In the title poem, Graber finds purpose in earth and flesh even as she becomes a medium for a long-gone savant. Beginning each section with a quote from Marcus Aurelius, the poems conflate high discourse with common acts and heirlooms. Boxes of shells lead to revelations by Descartes and Christopher Wren. The reader is never stranded, but rather appreciates the circuitous information as much as the scene.
An indolent daddy long legs “goes on not doing what it’s doing.” Bliss is stillness. “Loneliness, the one defendable empire,” never looked better.
Mark Statman
Tourist at a Miracle
(Hanging Loose Press, 2010)
Tourist at a Miracle
(Hanging Loose Press, 2010)
Boiled down pendants of truth serum dangle invitingly before us. Spare and grounded, Mark Statman’s poems map flatness to plumb depth. His conversational tone is leavened and evened out to a point of expansive wonder.
Like the tourist in the title, Statman is on a pilgrimage. He is visiting moments and fixing them in his mind. Carefully editing events and details, he presents a clear picture. “Tubing” and “Fly Fishing” are on facing pages.
Each poem begins with an anchoring title but proceeds to float. In “A Hundred,” the list begins with “a hundred women, a hundred men.” Soon the focus shifts from “a hundred cars” to their “drivers not even paying attention.” Statman inevitably evokes that lift-off place.
“Snow and ice,” “Late Afternoon,” and “City Summers,” are captured in broad, spare lines. No similes or metaphors drag on the body of the poem, except for those occurring entropically. “A seatbelt” keeping him from his honey, is a “stupid metaphor / and you’ve been stupid,” he confesses in the third person.

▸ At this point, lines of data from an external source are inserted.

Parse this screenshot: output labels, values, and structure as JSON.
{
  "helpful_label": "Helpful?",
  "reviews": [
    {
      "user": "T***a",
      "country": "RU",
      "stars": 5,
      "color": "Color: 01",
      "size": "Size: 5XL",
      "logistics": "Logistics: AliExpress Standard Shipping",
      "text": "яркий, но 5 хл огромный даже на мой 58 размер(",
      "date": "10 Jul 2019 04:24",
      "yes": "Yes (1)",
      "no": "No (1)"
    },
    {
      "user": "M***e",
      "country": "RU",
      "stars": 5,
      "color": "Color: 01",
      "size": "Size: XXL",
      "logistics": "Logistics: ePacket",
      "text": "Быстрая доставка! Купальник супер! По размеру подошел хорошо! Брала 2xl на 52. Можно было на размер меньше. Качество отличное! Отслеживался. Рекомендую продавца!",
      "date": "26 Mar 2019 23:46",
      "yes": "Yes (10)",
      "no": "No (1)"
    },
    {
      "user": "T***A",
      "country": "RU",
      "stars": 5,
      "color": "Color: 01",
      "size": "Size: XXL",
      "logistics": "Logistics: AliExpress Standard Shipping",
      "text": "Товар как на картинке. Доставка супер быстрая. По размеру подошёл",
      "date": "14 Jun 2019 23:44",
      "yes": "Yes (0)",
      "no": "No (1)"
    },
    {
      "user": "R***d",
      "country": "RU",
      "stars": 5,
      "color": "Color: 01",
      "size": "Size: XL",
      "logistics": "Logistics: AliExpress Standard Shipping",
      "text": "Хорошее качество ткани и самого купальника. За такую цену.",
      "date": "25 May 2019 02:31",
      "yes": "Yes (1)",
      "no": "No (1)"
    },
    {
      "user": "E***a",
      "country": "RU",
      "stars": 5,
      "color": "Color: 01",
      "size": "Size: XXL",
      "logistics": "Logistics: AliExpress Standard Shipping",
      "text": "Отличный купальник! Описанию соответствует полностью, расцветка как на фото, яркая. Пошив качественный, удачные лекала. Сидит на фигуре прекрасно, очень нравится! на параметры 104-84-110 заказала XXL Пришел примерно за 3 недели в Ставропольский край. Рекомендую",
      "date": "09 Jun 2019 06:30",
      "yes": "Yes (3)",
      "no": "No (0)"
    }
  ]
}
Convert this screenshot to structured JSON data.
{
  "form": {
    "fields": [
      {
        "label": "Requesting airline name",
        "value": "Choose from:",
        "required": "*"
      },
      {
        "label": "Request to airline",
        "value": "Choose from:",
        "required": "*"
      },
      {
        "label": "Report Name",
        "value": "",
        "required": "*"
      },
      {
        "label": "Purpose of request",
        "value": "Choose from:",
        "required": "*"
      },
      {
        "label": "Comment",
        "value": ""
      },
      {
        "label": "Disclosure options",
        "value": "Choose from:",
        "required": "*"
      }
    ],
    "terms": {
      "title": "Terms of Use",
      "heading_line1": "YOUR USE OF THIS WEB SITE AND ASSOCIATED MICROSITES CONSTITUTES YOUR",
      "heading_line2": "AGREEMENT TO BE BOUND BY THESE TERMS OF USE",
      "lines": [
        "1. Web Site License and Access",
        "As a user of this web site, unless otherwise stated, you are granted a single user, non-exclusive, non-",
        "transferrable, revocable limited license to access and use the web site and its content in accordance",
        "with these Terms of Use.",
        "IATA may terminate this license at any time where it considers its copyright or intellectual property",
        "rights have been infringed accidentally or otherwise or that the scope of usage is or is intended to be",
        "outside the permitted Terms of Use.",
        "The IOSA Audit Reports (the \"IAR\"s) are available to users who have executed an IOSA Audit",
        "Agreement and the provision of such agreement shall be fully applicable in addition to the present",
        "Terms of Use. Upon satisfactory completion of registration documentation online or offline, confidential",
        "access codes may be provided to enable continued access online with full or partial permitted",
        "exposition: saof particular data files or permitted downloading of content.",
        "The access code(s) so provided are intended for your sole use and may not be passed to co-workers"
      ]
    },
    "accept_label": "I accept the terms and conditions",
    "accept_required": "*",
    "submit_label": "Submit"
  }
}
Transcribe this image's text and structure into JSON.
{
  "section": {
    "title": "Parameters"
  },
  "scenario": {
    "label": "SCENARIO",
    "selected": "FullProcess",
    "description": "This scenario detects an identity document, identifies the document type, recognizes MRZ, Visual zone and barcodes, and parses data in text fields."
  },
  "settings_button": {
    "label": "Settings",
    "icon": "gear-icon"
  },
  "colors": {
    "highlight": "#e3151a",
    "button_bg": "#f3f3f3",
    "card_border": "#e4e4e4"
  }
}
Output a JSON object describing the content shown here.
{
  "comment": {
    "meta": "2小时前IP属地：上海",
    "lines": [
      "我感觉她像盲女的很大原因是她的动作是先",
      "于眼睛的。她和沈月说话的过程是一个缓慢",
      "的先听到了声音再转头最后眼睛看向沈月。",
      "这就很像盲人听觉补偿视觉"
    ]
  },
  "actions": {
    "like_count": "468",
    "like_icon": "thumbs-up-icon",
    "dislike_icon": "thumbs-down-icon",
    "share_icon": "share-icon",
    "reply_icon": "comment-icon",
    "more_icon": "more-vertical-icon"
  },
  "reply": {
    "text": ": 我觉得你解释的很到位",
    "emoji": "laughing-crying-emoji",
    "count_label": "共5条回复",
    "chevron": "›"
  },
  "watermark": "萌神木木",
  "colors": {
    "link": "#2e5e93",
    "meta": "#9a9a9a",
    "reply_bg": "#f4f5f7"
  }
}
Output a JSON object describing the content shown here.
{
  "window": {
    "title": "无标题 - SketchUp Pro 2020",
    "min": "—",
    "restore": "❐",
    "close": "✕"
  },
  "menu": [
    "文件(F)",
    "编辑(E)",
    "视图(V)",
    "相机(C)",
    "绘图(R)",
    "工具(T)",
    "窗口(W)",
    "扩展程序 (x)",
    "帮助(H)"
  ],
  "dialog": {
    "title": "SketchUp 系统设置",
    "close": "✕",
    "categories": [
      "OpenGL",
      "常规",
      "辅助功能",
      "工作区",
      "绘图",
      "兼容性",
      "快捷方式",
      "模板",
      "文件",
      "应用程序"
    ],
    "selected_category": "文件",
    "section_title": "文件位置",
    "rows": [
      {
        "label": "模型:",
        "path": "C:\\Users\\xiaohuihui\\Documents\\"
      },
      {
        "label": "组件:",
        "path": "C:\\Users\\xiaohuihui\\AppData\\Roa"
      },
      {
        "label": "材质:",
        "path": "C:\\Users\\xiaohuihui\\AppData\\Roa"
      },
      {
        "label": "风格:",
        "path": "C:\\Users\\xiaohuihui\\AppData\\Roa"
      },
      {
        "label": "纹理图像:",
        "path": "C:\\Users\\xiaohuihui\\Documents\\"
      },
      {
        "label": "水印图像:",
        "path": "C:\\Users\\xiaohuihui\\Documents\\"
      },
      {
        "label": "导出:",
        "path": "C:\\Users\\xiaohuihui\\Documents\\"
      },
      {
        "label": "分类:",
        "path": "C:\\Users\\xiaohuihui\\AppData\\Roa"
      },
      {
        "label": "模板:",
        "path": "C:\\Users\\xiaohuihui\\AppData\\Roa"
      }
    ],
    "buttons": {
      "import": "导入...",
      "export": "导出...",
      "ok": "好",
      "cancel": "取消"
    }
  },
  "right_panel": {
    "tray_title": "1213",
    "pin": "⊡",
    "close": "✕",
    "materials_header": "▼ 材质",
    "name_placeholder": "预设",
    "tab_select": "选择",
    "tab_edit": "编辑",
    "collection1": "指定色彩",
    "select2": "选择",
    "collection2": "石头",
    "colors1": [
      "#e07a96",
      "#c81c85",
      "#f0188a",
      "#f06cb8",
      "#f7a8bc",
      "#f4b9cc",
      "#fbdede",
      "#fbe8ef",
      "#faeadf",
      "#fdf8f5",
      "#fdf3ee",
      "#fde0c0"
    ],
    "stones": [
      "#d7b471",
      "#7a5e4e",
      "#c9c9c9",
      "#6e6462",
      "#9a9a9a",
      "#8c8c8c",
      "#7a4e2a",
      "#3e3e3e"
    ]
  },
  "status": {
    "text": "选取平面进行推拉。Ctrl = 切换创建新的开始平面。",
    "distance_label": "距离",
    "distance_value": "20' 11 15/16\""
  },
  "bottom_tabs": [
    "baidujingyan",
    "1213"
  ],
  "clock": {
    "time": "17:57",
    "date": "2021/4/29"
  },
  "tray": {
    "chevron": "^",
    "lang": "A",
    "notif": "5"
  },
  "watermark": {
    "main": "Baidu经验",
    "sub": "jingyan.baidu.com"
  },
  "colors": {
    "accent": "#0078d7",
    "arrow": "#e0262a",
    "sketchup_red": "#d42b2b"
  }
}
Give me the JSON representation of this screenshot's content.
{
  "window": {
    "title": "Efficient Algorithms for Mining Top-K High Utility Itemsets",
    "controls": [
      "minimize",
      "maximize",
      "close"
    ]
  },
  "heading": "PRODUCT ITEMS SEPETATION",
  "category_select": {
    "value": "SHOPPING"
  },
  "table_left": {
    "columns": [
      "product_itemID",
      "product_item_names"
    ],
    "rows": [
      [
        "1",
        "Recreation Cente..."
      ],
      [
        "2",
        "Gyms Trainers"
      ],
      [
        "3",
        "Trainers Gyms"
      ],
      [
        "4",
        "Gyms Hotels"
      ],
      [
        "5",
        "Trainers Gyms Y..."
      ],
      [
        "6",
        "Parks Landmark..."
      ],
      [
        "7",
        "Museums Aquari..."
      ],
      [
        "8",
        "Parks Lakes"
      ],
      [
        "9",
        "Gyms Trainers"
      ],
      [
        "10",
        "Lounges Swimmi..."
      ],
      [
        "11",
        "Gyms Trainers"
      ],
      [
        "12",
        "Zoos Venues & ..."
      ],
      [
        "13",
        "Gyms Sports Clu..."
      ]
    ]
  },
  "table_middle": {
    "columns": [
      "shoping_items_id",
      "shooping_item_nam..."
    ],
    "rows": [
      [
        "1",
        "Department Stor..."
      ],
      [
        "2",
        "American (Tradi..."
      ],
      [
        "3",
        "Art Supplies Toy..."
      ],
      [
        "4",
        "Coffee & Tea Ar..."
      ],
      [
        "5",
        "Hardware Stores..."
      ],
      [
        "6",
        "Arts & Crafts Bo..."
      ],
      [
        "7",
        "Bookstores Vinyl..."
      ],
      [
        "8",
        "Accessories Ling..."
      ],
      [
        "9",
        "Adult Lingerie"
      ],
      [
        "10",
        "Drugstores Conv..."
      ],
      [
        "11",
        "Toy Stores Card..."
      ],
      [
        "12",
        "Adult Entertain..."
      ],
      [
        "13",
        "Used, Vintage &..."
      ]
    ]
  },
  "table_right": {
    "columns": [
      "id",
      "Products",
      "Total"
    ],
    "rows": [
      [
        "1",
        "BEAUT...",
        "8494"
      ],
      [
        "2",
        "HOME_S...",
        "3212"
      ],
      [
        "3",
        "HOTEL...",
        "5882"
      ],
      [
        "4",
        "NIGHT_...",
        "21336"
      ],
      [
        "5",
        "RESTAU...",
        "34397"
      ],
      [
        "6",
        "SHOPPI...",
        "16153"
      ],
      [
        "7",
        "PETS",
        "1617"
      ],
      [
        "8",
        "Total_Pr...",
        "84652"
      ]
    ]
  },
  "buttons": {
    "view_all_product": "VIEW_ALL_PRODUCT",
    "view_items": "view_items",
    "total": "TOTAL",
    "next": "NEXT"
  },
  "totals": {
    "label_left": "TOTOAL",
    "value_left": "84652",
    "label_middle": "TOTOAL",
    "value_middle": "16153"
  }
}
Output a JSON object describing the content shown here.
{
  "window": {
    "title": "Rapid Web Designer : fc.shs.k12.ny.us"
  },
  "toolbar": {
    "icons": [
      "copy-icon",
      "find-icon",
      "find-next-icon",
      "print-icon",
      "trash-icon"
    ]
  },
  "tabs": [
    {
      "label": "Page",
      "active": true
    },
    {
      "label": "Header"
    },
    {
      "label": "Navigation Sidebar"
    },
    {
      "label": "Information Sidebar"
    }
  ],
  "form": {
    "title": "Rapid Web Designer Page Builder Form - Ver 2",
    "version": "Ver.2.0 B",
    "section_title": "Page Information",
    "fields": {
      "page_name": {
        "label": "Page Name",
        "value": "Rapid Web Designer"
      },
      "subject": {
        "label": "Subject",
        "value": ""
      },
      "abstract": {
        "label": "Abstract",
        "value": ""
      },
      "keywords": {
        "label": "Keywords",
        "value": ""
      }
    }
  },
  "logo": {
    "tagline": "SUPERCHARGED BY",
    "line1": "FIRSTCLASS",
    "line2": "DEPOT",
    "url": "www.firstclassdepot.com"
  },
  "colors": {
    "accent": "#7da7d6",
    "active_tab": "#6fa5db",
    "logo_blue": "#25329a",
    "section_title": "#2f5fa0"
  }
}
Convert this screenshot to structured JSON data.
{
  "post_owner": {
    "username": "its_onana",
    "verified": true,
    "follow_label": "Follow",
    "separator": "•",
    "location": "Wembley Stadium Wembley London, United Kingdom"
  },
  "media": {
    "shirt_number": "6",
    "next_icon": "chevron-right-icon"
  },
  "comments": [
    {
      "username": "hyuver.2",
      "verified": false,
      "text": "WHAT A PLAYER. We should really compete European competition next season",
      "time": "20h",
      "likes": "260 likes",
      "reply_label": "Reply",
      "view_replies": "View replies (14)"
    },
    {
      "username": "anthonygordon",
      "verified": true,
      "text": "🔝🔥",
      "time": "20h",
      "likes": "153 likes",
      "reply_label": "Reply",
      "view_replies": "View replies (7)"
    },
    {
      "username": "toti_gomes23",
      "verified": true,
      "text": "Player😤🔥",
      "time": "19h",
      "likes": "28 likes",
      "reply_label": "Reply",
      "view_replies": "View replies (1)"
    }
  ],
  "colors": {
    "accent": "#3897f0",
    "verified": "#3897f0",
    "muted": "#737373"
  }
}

In the vein of fellow Brooklynites Walt Whitman and Bob Hershon, Statman assiduously collates images and idioms. Riding the subway he’s “looking, watching, spying / on every conversation.” That keenness is revealing and ultimately, understanding.
“Traveler” tracks down an elusive, momentary absence of awareness induced by an “American Redstart.” It is transcendent. No small miracle here.